Oncle Zhao en savait un peu sur ces affaires mais n'osait pas creuser davantage.
Dans l'autre voiture, le bâton d'encens que tenait Shouzhen était presque consumé. Il fronça les sourcils.
« C'est juste devant. La fumée s'épaissit — ça veut dire qu'on est proches. »
Mais avant qu'il n'ait fini, la fumée s'élevant de l'encens se tordit brusquement dans une autre direction.
Shouzhen regarda immédiatement par la fenêtre.
« Le soleil s'est couché. Cette âme féroce s'est éveillée ! »
Vieux Bai, voyant la direction indiquée par la fumée, fit demi-tour au carrefour suivant.
Xia Zhi réagit le plus vite. Elle claqua sa main sur le dossier du siège de Vieux Bai. « Direction le commissariat municipal ! L'unité d'enquête criminelle ! L'âme féroce s'en prend aux prisonniers — elle a déjà tué tous ceux qui se sont mis en travers de son chemin, mais les prisonniers sont introuvables ! »
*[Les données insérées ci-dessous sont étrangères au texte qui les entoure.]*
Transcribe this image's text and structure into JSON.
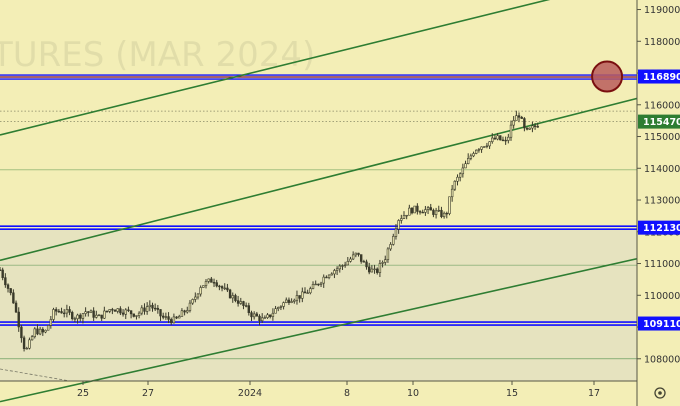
{
  "colors": {
    "background": "#f3eeb6",
    "lower_zone": "#e6e3bf",
    "candle": "#3a3a2a",
    "channel_line": "#2e7d32",
    "level_line": "#1010ff",
    "resistance_line": "#7a0f3c",
    "highlight_circle_fill": "#b85c5c",
    "highlight_circle_edge": "#7a0f0f",
    "price_tag": "#1010ff"
  },
  "watermark": "TURES (MAR 2024)",
  "chart_data": {
    "type": "candlestick",
    "y_axis": {
      "range": [
        107300,
        119300
      ],
      "ticks": [
        119000,
        118000,
        117000,
        116000,
        115000,
        114000,
        113000,
        112000,
        111000,
        110000,
        109000,
        108000
      ]
    },
    "x_axis": {
      "ticks": [
        "25",
        "27",
        "2024",
        "8",
        "10",
        "15",
        "17"
      ]
    },
    "price_tags": [
      {
        "id": "resistance",
        "value": 116890
      },
      {
        "id": "last",
        "value": 115470
      },
      {
        "id": "support_upper",
        "value": 112130
      },
      {
        "id": "support_lower",
        "value": 109110
      }
    ],
    "horizontal_levels": [
      {
        "kind": "double-blue-red",
        "value": 116890
      },
      {
        "kind": "double-blue",
        "value": 112130
      },
      {
        "kind": "double-blue",
        "value": 109110
      },
      {
        "kind": "thin-green",
        "value": 113950
      },
      {
        "kind": "thin-green",
        "value": 110950
      },
      {
        "kind": "thin-green",
        "value": 108000
      },
      {
        "kind": "dotted",
        "value": 115800
      },
      {
        "kind": "dotted",
        "value": 115470
      }
    ],
    "channel_lines": [
      {
        "from": {
          "t": 0,
          "v": 115050
        },
        "to": {
          "t": 1,
          "v": 120000
        }
      },
      {
        "from": {
          "t": 0,
          "v": 111100
        },
        "to": {
          "t": 1,
          "v": 116200
        }
      },
      {
        "from": {
          "t": 0,
          "v": 106650
        },
        "to": {
          "t": 1,
          "v": 111150
        }
      }
    ],
    "highlight_point": {
      "t": 0.953,
      "v": 116890
    },
    "price_path": [
      [
        0.0,
        110800
      ],
      [
        0.02,
        109900
      ],
      [
        0.04,
        108200
      ],
      [
        0.055,
        108900
      ],
      [
        0.07,
        108800
      ],
      [
        0.085,
        109500
      ],
      [
        0.1,
        109500
      ],
      [
        0.12,
        109300
      ],
      [
        0.135,
        109500
      ],
      [
        0.155,
        109300
      ],
      [
        0.175,
        109600
      ],
      [
        0.195,
        109500
      ],
      [
        0.215,
        109400
      ],
      [
        0.235,
        109700
      ],
      [
        0.255,
        109300
      ],
      [
        0.275,
        109200
      ],
      [
        0.3,
        109700
      ],
      [
        0.315,
        110300
      ],
      [
        0.335,
        110500
      ],
      [
        0.355,
        110100
      ],
      [
        0.375,
        109800
      ],
      [
        0.395,
        109400
      ],
      [
        0.415,
        109200
      ],
      [
        0.435,
        109600
      ],
      [
        0.455,
        109900
      ],
      [
        0.475,
        110000
      ],
      [
        0.495,
        110300
      ],
      [
        0.515,
        110700
      ],
      [
        0.535,
        110900
      ],
      [
        0.56,
        111300
      ],
      [
        0.575,
        110900
      ],
      [
        0.59,
        110700
      ],
      [
        0.605,
        111200
      ],
      [
        0.625,
        112400
      ],
      [
        0.645,
        112700
      ],
      [
        0.665,
        112700
      ],
      [
        0.685,
        112600
      ],
      [
        0.7,
        112500
      ],
      [
        0.71,
        113400
      ],
      [
        0.725,
        113900
      ],
      [
        0.745,
        114600
      ],
      [
        0.765,
        114800
      ],
      [
        0.78,
        114950
      ],
      [
        0.795,
        114800
      ],
      [
        0.805,
        115500
      ],
      [
        0.815,
        115700
      ],
      [
        0.825,
        115100
      ],
      [
        0.835,
        115250
      ],
      [
        0.845,
        115400
      ]
    ]
  }
}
Shouzhen comprit et secoua la tête.
« Non. Elle n'osera pas approcher le commissariat. Les âmes féroces accumulent l'énergie yin ; les commissariats sont des lieux d'énergie droite. »
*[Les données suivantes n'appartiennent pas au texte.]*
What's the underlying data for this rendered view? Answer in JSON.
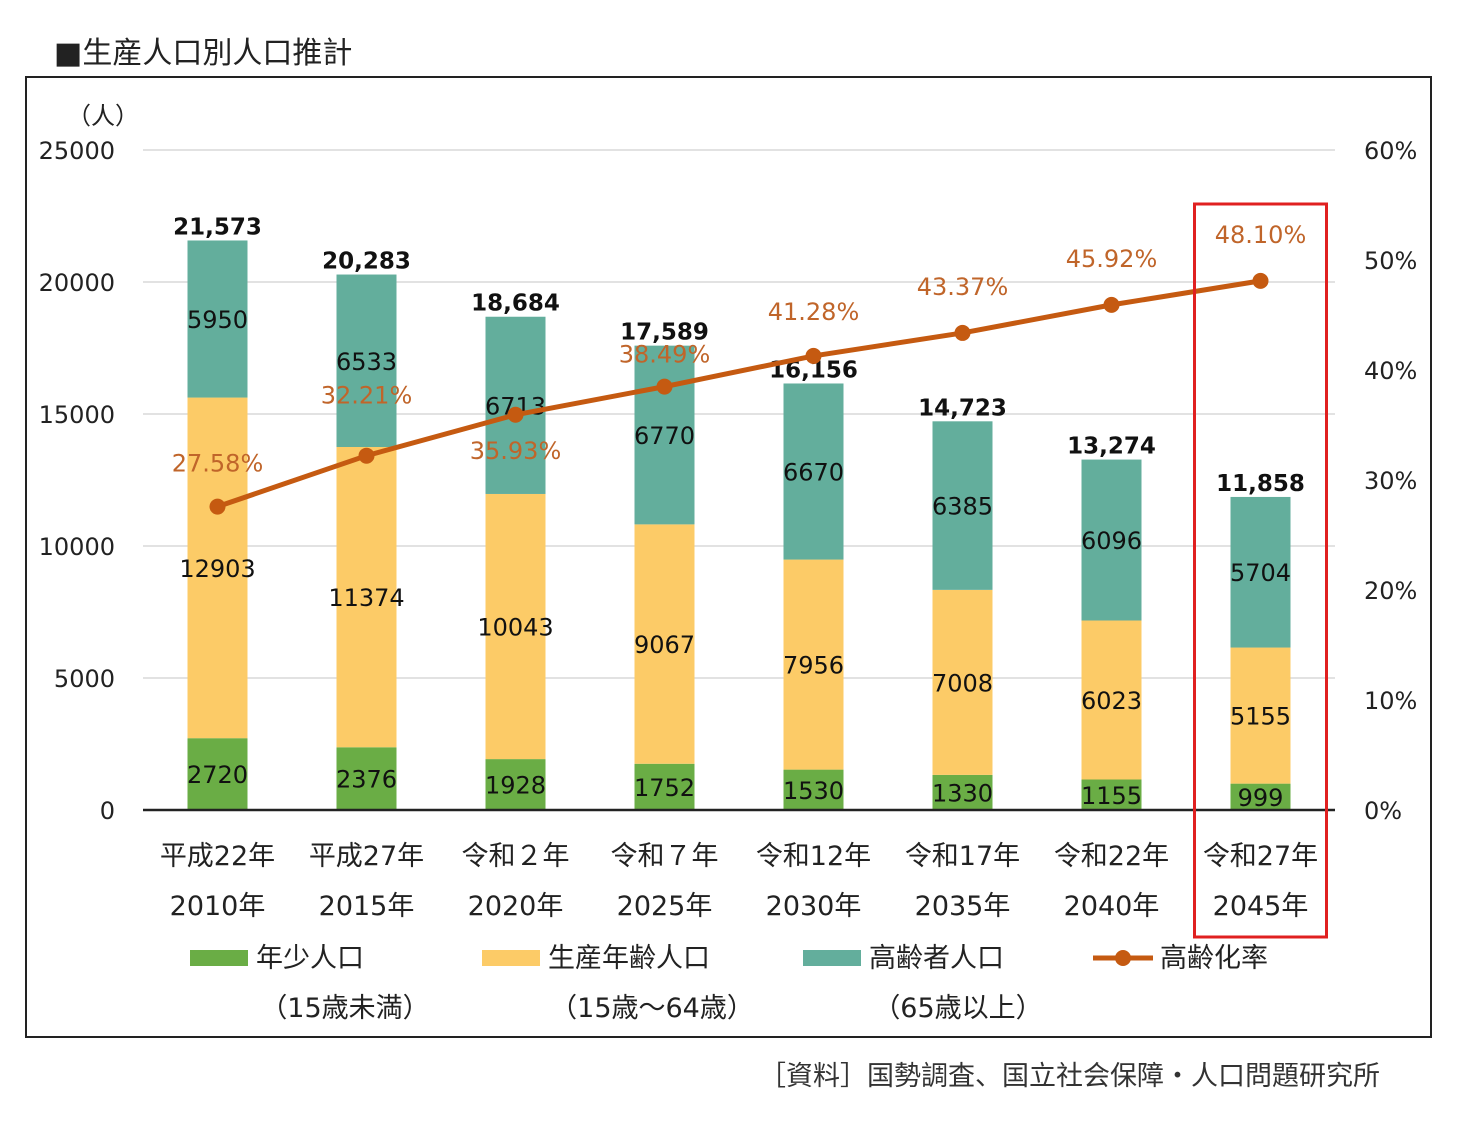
{
  "title": "■生産人口別人口推計",
  "source": "［資料］国勢調査、国立社会保障・人口問題研究所",
  "chart_data": {
    "type": "bar",
    "stacked": true,
    "ylabel_unit": "（人）",
    "ylim": [
      0,
      25000
    ],
    "yticks": [
      "25000",
      "20000",
      "15000",
      "10000",
      "5000",
      "0"
    ],
    "y2lim": [
      0,
      60
    ],
    "y2ticks": [
      "60%",
      "50%",
      "40%",
      "30%",
      "20%",
      "10%",
      "0%"
    ],
    "categories": [
      {
        "era": "平成22年",
        "year": "2010年"
      },
      {
        "era": "平成27年",
        "year": "2015年"
      },
      {
        "era": "令和２年",
        "year": "2020年"
      },
      {
        "era": "令和７年",
        "year": "2025年"
      },
      {
        "era": "令和12年",
        "year": "2030年"
      },
      {
        "era": "令和17年",
        "year": "2035年"
      },
      {
        "era": "令和22年",
        "year": "2040年"
      },
      {
        "era": "令和27年",
        "year": "2045年"
      }
    ],
    "series": [
      {
        "name": "年少人口",
        "sub": "（15歳未満）",
        "color": "#6aad45",
        "values": [
          2720,
          2376,
          1928,
          1752,
          1530,
          1330,
          1155,
          999
        ]
      },
      {
        "name": "生産年齢人口",
        "sub": "（15歳〜64歳）",
        "color": "#fccb67",
        "values": [
          12903,
          11374,
          10043,
          9067,
          7956,
          7008,
          6023,
          5155
        ]
      },
      {
        "name": "高齢者人口",
        "sub": "（65歳以上）",
        "color": "#63ae9c",
        "values": [
          5950,
          6533,
          6713,
          6770,
          6670,
          6385,
          6096,
          5704
        ]
      }
    ],
    "totals": [
      "21,573",
      "20,283",
      "18,684",
      "17,589",
      "16,156",
      "14,723",
      "13,274",
      "11,858"
    ],
    "line_series": {
      "name": "高齢化率",
      "color": "#c55a11",
      "label_color": "#c0652a",
      "values": [
        27.58,
        32.21,
        35.93,
        38.49,
        41.28,
        43.37,
        45.92,
        48.1
      ],
      "labels": [
        "27.58%",
        "32.21%",
        "35.93%",
        "38.49%",
        "41.28%",
        "43.37%",
        "45.92%",
        "48.10%"
      ]
    },
    "highlight": {
      "category_index": 7,
      "color": "#e02020"
    },
    "grid": true
  }
}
À l'arrière, Liu Zheng composa immédiatement le numéro de Kuang Jianhua.
« Vieux Kuang ! Tu es où ?! »
« En route vers le commissariat. Qu'est-ce qu'il y a ? »
« Vite ! Va au commissariat le plus proche ! Tout de suite ! »
De l'autre côté, Kuang Jianhua était perplexe mais saisit sa radio et ordonna à tous les véhicules de se diriger vers le commissariat le plus proche.
« Souvenez-vous, la cible de l'âme féroce, ce sont les prisonniers dans votre convoi. Vous ne serez en sécurité qu'une fois à l'intérieur du commissariat ! »
Kuang Jianhua comprit que quelque chose n'allait pas. Il se retourna et jeta un œil aux officiers escortant les prisonniers à l'arrière.
Les autres étaient dans différents véhicules.
Il ne put que dire : « Compris. On est près — »
Avant qu'il n'ait fini, un choc violent éclata au téléphone !
Boum !
« Hé ?! Jianhua ! Jianhua ! »
Liu Zheng hurla de toutes ses forces, mais l'appel était coupé.